To execute this call, the interpreter must bind each of f’s parameter names to the value of its corresponding argument. It might do that by creating a BST that stores the bindings of those parameter names, then adding the BST to the front of the list that represents the environment. The body of the function f can then find the bindings of its parameter names in the environment. When the call to f returns, it can simply remove the BST from the front of the list, restoring the environment to what it was before the call.

2. Implementation.

This laboratory assignment will deal only with finding the value of a name in an environment represented as a list of BST’s. A future lecture will discuss how functions are called, and how environments for those calls are created.
The following OCaml type definition describes a BST whose keys are strings and whose values are instances of the type 'value. It defines two constructors, BSTEmpty and BSTNode. (You saw something like this in Lab 3.)

type 'value bst = 
  BSTEmpty | 
  BSTNode of (string * 'value * 'value bst * 'value bst) ;;

Also, this OCaml type definition defines layers, a list of the BST’s from the previous definition.

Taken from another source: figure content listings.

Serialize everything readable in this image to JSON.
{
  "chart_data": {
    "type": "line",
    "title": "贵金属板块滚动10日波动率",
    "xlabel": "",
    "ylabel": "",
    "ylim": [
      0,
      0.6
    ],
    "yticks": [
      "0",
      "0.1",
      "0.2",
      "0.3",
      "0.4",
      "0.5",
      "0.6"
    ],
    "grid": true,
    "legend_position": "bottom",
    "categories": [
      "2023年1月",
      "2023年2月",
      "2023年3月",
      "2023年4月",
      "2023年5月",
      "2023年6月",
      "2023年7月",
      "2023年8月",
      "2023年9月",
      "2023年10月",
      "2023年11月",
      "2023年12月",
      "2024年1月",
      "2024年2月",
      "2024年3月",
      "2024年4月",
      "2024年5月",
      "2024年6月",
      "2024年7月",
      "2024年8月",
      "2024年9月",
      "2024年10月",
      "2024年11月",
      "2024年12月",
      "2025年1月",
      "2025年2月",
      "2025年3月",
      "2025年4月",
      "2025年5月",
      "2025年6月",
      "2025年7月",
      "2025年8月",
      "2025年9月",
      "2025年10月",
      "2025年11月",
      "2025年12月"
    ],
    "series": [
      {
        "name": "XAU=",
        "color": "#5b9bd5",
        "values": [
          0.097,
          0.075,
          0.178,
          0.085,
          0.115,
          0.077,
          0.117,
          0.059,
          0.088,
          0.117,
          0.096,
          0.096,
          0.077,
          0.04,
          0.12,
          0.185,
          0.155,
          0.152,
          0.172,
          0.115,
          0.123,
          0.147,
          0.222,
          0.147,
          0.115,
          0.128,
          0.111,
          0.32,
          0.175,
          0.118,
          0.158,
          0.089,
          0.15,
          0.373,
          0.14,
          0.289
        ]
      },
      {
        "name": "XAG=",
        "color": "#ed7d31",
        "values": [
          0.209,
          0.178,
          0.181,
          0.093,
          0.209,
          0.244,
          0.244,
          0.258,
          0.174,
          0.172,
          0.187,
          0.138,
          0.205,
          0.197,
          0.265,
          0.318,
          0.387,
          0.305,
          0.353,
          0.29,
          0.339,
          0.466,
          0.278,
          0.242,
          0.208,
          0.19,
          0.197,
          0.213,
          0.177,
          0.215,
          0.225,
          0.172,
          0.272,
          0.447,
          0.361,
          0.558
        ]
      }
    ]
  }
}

type 'value layers = ('value bst) list ;;

Finally, this OCaml definition defines LayerError, which is raise’d if the binding of a name can’t be found. The string is an error message.

exception LayerError of string ;;

Using these, you must write a function called layerGet, which takes two parameters, layers and name. The parameter layers is an instance of the type layers, a list of BST’s. The parameter name is a string that represents a name.
The function layerGet must search the BST’s in layers, in order of their appearance, until it finds one that has name as a key. It must then return the object (the binding of name) associated with that key. If it cannot find name in any bst from layers, then it must raise the exception LayerError.
Here are some hints. You might define a helper for layerGet called layerGetting that takes two arguments: the first BST in layers, and the BST’s that follow it in layers. The helper first searches the first BST for name. If it finds name, then it returns name’s binding from the BST. If it can’t find name, then it calls itself recursively. If it runs out of BST’s to search, then it raises LayerError. Note that both layerGet and layerGetting can be tail-recursive.

3. Deliverables.

The file tests11.ml contains some tests. Insert your code into this file, and then run it with OCaml. When you think your code is correct, submit the file with your code in it. If you don’t know how and where to submit your file, then ask your lab TA’s. It must be submitted to Canvas by 11:55 PM on Tuesday, December 7, 2021. Please DOUBLE CHECK your file BEFORE AND AFTER you submit it, to make sure you have submitted the right one.